Monday, May 25, 2009

Singing at Flanders Field

Do Canadians get choked up over "O' Canada"? I ask this, because aside from watching the Olympics I don't often have the opportunity to watch people of other nationalities react to their own anthems. The Olympics doesn't quite count, either, because you understand it then when some athlete from some small country, against all odds (or sometimes even in favor with the odds, but still...) manages to ascend that central podium, hoist there gold, and watch and listen as the symbols of their country are displayed in international prominence. Sometimes it's the only time these countries get to shine.

The American anthem does it for me, lots of times. Not every time, mind you, and frankly Whitney Houston's did and still does make me cringe. It isn't a pop standard, and should not be "stylized" the way everyone since here has seemed to feel the need to do. It stood on it's own very well for over a century before Whitney, and I shudder to think her version has somehow become the epitome for the "Star Spangled Banner."

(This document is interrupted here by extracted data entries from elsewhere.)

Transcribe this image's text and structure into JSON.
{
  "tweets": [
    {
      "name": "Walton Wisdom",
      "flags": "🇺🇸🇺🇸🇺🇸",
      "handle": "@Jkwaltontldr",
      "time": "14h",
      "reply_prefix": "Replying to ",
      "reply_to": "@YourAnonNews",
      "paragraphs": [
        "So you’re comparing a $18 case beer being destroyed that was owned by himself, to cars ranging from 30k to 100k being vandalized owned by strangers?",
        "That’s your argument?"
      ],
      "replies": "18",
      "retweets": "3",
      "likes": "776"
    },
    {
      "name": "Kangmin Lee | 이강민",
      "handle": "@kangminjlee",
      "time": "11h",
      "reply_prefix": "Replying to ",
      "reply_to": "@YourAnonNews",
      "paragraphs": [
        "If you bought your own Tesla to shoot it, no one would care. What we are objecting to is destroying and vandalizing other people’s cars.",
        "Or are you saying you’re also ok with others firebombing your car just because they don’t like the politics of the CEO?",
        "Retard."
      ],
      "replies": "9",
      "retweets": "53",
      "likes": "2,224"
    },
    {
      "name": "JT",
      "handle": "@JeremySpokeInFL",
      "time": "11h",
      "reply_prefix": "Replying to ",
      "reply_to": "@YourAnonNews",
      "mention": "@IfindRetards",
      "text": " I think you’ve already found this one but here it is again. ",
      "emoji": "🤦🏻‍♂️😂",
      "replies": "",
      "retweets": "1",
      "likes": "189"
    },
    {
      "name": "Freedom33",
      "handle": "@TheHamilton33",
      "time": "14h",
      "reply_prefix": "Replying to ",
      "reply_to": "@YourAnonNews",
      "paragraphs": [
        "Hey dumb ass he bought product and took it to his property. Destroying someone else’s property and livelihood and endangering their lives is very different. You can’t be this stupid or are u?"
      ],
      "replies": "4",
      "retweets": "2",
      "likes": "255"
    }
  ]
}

Yes, in some things I'm a purist.

But back to the central point, here, in that it's become a moving piece of music. I doubt that when, in the midst of battle, Francis Scott Key penned the words to his poem he had any expectation that it would go on to such prominence in the national psyche. (If he was anything like the other writers I know now, he was probably just hoping it would be good and not end up in the trash heap somewhere.) That it has is as much a testament to thee power of the words as the sentiment they embody, something that just seems to capture much of the American mind-set as no other piece has done.

(I know there has been a movement around for years, if not decades, to replace "The Star Spangled Banner" with "America the Beautiful"... and while yes, "Banner" is at least on the surface about war, and "Beautiful" is by default a more peaceful song... there ought to be more to a national anthem than just a moving description of the landscape. A country is more than its scenery, after all.)

It also matters the occasion for which an anthem is sung. I love baseball, but it is just a game. On the other hand, hearing it sung today, Memorial Day, by a group of kids in Flanders, Belgium - where they very much appreciate that sometimes you have to fight for things such as the ideals of democracy and your country, and that on two occasions we have done that fighting for them - then it struck chords that it doesn't when being sung by some local crooner to kick of the Mets vs the Yankees. And while at the start of a baseball game it does carry reminders of history and patriotism and national pride...

... there was more to it today, sung by school children at a cemetery erected to honor those Americans who fell on foreign soil defending higher ideals. And for a moment, I paused in what I was doing, and took a moment to reflect on and be grateful for the sacrifice of people like them.